In the face of proposed controversial judicial reforms, the long-standing debate concerning Israel’s absence of a written constitution, a decision made during the tumultuous times following its establishment in 1948, has resurfaced.
When Israel was established in 1948, its Declaration of Independence mandated that a constitution would be written within five months. But those tasked with drafting the constitution were unable to come to a consensus, and Israel has now gone 75 years without a written constitution.
Instead, Israel has a series of Basic Laws—quasi-constitutional laws that had originally been intended as the basis for the eventual constitution. The status of the Basic Laws and the requirements for passing new ones have been among the subjects of the proposed judicial reforms. Some critics of the reforms say that Israel’s democratic nature would be better protected if Israel had an actual written constitution and not just the Basic Laws.
Much of Israel’s current clashes can be traced back to the 1990s, when Israeli Chief Justice Aharon Barak advanced the notion that Basic Laws should be treated as having constitutional authority. Barak empowered the High Court to strike down legislation that contradicted a Basic Law, broadening constitutional protections even without a formal written constitution.
There are now moves from the Knesset to limit and override the High Court’s power of judicial review, which critics say will leave Israel vulnerable to potential undemocratic abuses of power unless the country adopts a formal, written constitution.
Why doesn't Israel have a constitution and what can it learn from the UK?
Israel is one of only five countries without a written constitution, along with Saudi Arabia, New Zealand, Canada, and the United Kingdom.
Prof. Eugene Kontorovich, a professor of law at George Mason University and a scholar at the Kohelet Policy Forum, the Israeli think tank behind the proposed judicial reforms, said that the UK and Israel have very different reasons for lacking a constitution.
“The UK never had a written constitution because it never needed one. Israel never had a written constitution because it could never afford one.”Eugene Kontorovich
“The UK never had a written constitution because it never needed one. Israel never had a written constitution because it could never afford one,” Kontorovich told The Media Line. Amid war, mass immigration, and austerity following Israel’s founding, the country was unable to devote the time to writing a constitution and was unwilling to risk tearing the public apart.
One reason for the UK lacking a written constitution is simply the country’s age, Kontorovich said.
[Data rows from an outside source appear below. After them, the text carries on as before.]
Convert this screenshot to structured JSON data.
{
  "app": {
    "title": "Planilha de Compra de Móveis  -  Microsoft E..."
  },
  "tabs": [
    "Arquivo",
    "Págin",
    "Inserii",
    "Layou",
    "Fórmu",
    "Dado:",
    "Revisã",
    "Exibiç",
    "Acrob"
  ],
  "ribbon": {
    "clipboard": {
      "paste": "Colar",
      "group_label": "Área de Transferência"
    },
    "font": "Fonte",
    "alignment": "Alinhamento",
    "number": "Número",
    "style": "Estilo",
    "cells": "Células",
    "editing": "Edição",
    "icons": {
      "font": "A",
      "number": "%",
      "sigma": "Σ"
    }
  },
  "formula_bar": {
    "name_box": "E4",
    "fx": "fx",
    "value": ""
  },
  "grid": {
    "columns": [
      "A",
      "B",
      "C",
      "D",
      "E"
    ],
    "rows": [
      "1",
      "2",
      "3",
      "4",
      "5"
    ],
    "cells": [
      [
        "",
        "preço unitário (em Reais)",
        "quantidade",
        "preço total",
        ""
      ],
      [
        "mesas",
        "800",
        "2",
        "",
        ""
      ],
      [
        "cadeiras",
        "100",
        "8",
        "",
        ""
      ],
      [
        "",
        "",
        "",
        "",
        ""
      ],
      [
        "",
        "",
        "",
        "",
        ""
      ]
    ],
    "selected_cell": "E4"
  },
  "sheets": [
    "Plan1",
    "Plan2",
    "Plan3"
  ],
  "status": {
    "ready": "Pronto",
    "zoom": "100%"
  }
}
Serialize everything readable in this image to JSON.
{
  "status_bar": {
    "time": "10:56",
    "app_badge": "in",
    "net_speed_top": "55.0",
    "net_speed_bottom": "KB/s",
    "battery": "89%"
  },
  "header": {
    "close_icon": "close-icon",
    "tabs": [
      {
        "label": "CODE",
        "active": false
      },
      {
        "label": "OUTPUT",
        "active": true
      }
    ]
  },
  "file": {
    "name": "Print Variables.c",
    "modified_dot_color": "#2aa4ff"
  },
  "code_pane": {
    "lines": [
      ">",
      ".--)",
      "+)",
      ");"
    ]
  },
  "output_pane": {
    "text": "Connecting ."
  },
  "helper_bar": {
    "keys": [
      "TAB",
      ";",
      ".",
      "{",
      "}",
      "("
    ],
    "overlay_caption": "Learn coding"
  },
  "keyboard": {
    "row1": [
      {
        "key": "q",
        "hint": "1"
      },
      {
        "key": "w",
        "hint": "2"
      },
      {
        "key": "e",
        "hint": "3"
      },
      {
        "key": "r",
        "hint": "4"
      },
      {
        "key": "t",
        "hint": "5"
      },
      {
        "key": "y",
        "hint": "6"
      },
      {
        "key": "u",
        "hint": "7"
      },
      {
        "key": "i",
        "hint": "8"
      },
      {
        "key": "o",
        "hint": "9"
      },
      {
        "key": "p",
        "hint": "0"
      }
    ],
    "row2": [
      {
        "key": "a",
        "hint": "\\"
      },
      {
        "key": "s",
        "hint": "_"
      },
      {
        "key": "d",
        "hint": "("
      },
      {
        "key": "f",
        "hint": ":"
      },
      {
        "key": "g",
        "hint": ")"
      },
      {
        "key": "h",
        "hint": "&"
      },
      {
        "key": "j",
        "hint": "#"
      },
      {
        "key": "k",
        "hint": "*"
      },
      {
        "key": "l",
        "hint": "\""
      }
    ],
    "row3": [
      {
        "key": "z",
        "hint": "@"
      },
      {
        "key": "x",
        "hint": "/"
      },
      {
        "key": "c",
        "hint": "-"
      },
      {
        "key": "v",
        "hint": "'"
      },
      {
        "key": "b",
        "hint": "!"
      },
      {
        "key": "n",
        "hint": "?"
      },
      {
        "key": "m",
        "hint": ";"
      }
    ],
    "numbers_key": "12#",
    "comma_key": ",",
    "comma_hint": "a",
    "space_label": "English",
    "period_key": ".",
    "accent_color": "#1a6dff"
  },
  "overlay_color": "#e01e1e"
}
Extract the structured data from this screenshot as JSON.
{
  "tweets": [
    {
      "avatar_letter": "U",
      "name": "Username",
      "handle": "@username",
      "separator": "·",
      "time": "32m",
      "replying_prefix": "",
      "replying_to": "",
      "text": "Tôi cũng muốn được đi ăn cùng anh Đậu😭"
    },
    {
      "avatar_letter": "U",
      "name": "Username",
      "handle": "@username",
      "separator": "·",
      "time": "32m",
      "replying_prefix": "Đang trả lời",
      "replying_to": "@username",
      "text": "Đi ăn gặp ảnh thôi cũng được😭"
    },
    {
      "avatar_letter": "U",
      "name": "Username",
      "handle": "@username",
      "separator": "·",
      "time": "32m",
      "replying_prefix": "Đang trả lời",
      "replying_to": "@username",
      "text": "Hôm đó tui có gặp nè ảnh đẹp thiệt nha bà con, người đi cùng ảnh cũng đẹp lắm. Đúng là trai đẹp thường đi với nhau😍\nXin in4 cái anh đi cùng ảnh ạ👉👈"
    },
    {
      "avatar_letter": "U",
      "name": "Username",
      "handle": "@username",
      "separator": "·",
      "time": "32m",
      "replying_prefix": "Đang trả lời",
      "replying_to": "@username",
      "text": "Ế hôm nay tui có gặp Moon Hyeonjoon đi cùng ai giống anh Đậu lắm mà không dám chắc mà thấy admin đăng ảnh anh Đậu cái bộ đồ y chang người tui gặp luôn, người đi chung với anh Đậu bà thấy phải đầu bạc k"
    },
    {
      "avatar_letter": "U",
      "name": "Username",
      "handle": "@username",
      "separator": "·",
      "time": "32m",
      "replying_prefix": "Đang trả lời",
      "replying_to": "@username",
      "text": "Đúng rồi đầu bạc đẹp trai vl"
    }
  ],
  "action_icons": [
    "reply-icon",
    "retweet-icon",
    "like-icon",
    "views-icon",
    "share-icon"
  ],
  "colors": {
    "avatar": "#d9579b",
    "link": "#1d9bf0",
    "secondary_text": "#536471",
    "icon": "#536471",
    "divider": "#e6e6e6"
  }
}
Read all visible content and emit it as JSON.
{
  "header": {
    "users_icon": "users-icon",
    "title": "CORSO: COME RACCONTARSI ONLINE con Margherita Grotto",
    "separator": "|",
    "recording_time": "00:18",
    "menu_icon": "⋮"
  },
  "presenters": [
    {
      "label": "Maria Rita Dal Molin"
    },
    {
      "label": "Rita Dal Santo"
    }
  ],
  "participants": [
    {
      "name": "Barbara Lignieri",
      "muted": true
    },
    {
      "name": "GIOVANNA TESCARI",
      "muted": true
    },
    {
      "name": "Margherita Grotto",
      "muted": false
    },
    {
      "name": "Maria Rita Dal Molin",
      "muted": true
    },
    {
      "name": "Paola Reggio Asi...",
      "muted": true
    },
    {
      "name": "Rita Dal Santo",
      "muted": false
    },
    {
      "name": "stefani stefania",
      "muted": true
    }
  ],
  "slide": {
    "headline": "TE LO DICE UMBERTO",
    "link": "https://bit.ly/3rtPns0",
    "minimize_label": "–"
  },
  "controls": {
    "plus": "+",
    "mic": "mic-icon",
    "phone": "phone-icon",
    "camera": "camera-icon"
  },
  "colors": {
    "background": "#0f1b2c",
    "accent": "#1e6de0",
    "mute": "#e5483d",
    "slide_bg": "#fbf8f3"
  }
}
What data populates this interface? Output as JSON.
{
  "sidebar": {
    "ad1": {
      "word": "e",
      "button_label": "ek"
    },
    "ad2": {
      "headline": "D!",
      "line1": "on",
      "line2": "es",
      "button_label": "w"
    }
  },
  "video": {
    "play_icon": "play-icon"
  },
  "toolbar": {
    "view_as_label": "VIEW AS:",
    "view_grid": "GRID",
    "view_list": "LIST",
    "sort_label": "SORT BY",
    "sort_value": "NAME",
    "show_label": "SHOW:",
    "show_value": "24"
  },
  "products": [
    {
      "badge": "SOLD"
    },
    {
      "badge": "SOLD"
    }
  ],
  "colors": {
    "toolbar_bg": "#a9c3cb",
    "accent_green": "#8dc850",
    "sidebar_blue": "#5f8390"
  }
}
The English Parliament dates to the 13th century.
Although the UK lacks a codified written constitution, it does have a collection of written documents and unwritten arrangements that establish the country’s principles.
Retired Israeli jurist Philip Marcus, who was born and educated in the UK, said that England’s unwritten constitution includes not just written laws but also “conventions,” unwritten agreements around “the things that are done and the things that are not done.”
“It’s rather difficult to define in words, but the underlying principle is that we are all in this together and we are all working for the benefit of everybody,” Marcus said of the British constitutional conventions.
He attributed the country’s ability to withstand various internal disagreements throughout the years around workers’ and women’s rights to conventions that defined appropriate political behavior.
Kontorovich said that a constitution represents a social consensus and that that sort of consensus simply doesn’t exist in Israel.
He pointed to the debates around the judicial reforms as an example of the Israeli populace’s inability to reach a consensus. He said that the “simple compromises” contained within the reforms—like a proposal to restructure the composition of the Supreme Court—would be more effective than an attempt to reach a broad consensus.
“Having a constitution for the sake of having a constitution doesn’t necessarily make anything better,” he said.
Kontorovich and Marcus both said that Israel can continue to get along fine without a constitution.
“Israel can be strong and powerful and wealthy without it,” Kontorovich said. He said that whether Israel would do better with a constitution would depend on what the constitution said and how it was adopted.
For Marcus, a constitution has the potential to help Israel deal with its various crises, but this possibility is not sufficient to justify the difficult process of writing and passing one.
Rather than writing a constitution, “it may be better to just make adjustments, which is basically what the judicial reforms are about,” Marcus said.
Opposition leader Yair Lapid is one of the main voices calling for Israel to establish a written constitution. In an essay he published on his Facebook page, Lapid said that the crisis around the judicial reforms should lead to the creation of a better, more complete, less hateful Israeli society. “In other words, we must write a constitution,” he wrote. “A constitution is the only thing that will give us one ethos, clearly, that we all have in common.”
David Newman, a professor in the Politics and Government Department at Ben-Gurion University of the Negev, said that he supports Israel having a constitution but thinks that it’s unlikely to happen given how polarized Israeli society is.
“There has to be agreement on Israeli contentious issues about religion in the state, about the rights of Palestinians, the rights of all its citizens” in order to write a constitution, Newman said.
He noted that even writing a constitution would not be a perfect way to enshrine a certain set of elements of Israeli governance, since a constitution can be changed with a large enough majority.